Other pro-mosque demonstrators included one who said: ‘There are five British values, which include tolerance of other people’s faiths and beliefs. We’re standing up for proper British values.’ Like me, you might have missed the handout which informed us of the five values that we have in Britain. Perhaps the postal service was unusually overwhelmed that day. But this is the order of the moment. Build a mosque in Beatrix Potter country or you’re not British. Overwhelm the country to the point of saturation (and who will identify that point, I wonder?) and just accept ever worsening public services or you are a bigot.

Exactly why this country, which fought and helped defeat Hitlerian fascism, should now be lumped in as a co-conspirator in his crimes is a matter for another day. But certainly all this is leftover business from the 20th century. It deserves to be removed with a scalpel, yet everyone in control seems intent on trying to perform this surgery with boxing gloves.

As it happened, I was in Bayreuth last week for the opening night of this year’s festival. The opening opera was a new production of Die Meistersinger von Nurnberg. Aside from the spectacular singing and playing, it was fascinating to watch German society – including present and past chancellors Friedrich Merz and Angela Merkel – turning up. Nowadays the festival is subsidised by the government, though still controlled by the Wagner family. And what is interesting is not just what a mountain Wagner still is for modern Germany, but how they try to deal with it.

The exhibitions and displays at Wagner’s home, Wahnfried, all pay loving homage to the master. But they do not shy away from his gross anti-Semitism, which was obscene even for his day. They know that the master has to be approached in full, and that there is no point covering anything over.

The operas are a more complicated matter. You can no more ‘cancel’ Wagner from the repertoire of music than you can remove knowledge of how to split the atom from physics, or extract the theory of natural selection from biology. Like a mountain, Wagner just is. And as I have noted here before, the only dangerous moment in the work of a genius is where the person’s personal flaws seep into the work.

Meistersinger includes the one unarguable moment in Wagner’s work when his politics intrudes. It comes at the end of the last act, when at the conclusion of the singing competition Hans Sachs warns of the danger of German art being infected by foreign elements. All Wagnerians are aware of this moment, and most of us dread it. At Bayreuth last week the director and designers got over this mound by having a vast, upside-down inflatable cow (I will explain another day) start to deflate on stage.
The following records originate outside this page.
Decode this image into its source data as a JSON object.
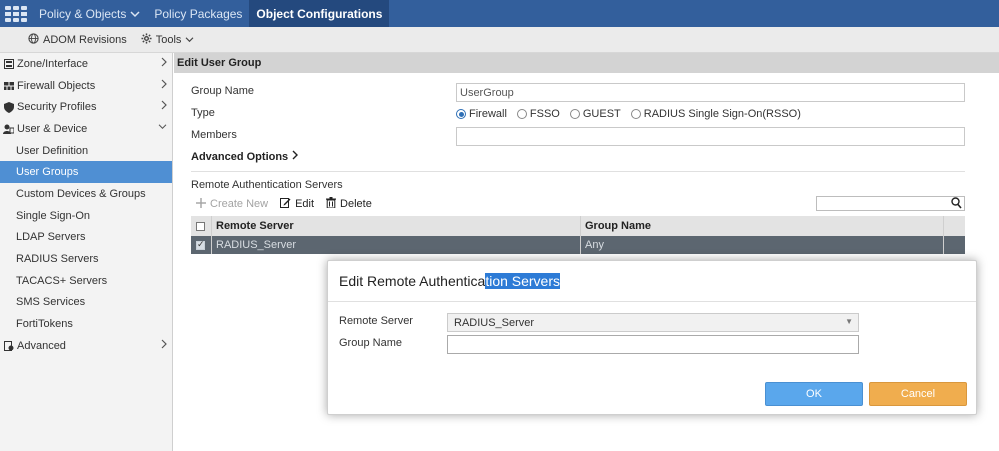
{
  "topnav": {
    "logo_icon": "fortinet-logo-icon",
    "items": [
      {
        "label": "Policy & Objects",
        "has_dropdown": true,
        "active": false
      },
      {
        "label": "Policy Packages",
        "has_dropdown": false,
        "active": false
      },
      {
        "label": "Object Configurations",
        "has_dropdown": false,
        "active": true
      }
    ],
    "colors": {
      "bar": "#335f9c",
      "active": "#24497e"
    }
  },
  "subbar": {
    "adom_revisions": "ADOM Revisions",
    "tools": "Tools"
  },
  "sidebar": {
    "items": [
      {
        "label": "Zone/Interface",
        "level": "top",
        "icon": "zone-icon",
        "chevron": "right"
      },
      {
        "label": "Firewall Objects",
        "level": "top",
        "icon": "firewall-icon",
        "chevron": "right"
      },
      {
        "label": "Security Profiles",
        "level": "top",
        "icon": "shield-icon",
        "chevron": "right"
      },
      {
        "label": "User & Device",
        "level": "top",
        "icon": "user-icon",
        "chevron": "down"
      },
      {
        "label": "User Definition",
        "level": "child"
      },
      {
        "label": "User Groups",
        "level": "child",
        "selected": true
      },
      {
        "label": "Custom Devices & Groups",
        "level": "child"
      },
      {
        "label": "Single Sign-On",
        "level": "child"
      },
      {
        "label": "LDAP Servers",
        "level": "child"
      },
      {
        "label": "RADIUS Servers",
        "level": "child"
      },
      {
        "label": "TACACS+ Servers",
        "level": "child"
      },
      {
        "label": "SMS Services",
        "level": "child"
      },
      {
        "label": "FortiTokens",
        "level": "child"
      },
      {
        "label": "Advanced",
        "level": "top",
        "icon": "advanced-icon",
        "chevron": "right"
      }
    ],
    "selected_color": "#4f8fd3"
  },
  "main": {
    "header": "Edit User Group",
    "group_name_label": "Group Name",
    "group_name_value": "UserGroup",
    "type_label": "Type",
    "type_options": [
      {
        "label": "Firewall",
        "checked": true
      },
      {
        "label": "FSSO",
        "checked": false
      },
      {
        "label": "GUEST",
        "checked": false
      },
      {
        "label": "RADIUS Single Sign-On(RSSO)",
        "checked": false
      }
    ],
    "members_label": "Members",
    "members_value": "",
    "advanced_options": "Advanced Options",
    "remote_auth_title": "Remote Authentication Servers",
    "toolbar": {
      "create_new": "Create New",
      "edit": "Edit",
      "delete": "Delete"
    },
    "table": {
      "headers": [
        "Remote Server",
        "Group Name"
      ],
      "rows": [
        {
          "remote_server": "RADIUS_Server",
          "group_name": "Any",
          "checked": true
        }
      ]
    }
  },
  "dialog": {
    "title_plain": "Edit Remote Authentica",
    "title_selected": "tion Servers",
    "remote_server_label": "Remote Server",
    "remote_server_value": "RADIUS_Server",
    "group_name_label": "Group Name",
    "group_name_value": "",
    "ok_label": "OK",
    "cancel_label": "Cancel",
    "colors": {
      "ok": "#5aa7ec",
      "cancel": "#f0ad4e",
      "selection": "#2d7bd6"
    }
  }
}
This made the audience chuckle and I suppose distracted some of them from the otherwise considerable problem Wagner has left us all with.

‘But Geoff’s lived experience says the facts are wrong.’

The sight brought back a memory of another performance – Welsh National Opera’s production that came to London ten years ago. This not only got around the problem, but confronted it head-on. The production had been in traditional dress, but when Sachs began his warning, members of the chorus slowly stood up and each turned around a photograph of a German artistic hero. Yes, there was Bach, Beethoven, Goethe and so on. But also Zweig and Weill and Lenya and others. In other words, they transformed what could be seen as a speech that limits German culture into one which post-facto embraced the richness of it. It was one of the most moving experiences I have had at a theatre and I can’t say my eyes were dry.

The point is that almost everyone agrees on where Wagner, the Nazis and others went wrong. The answer is not to distort our own history. And nor is it to commit suicide a century later in order to show that we are not them. Or at least that’s my view. Some Labour MPs will disagree.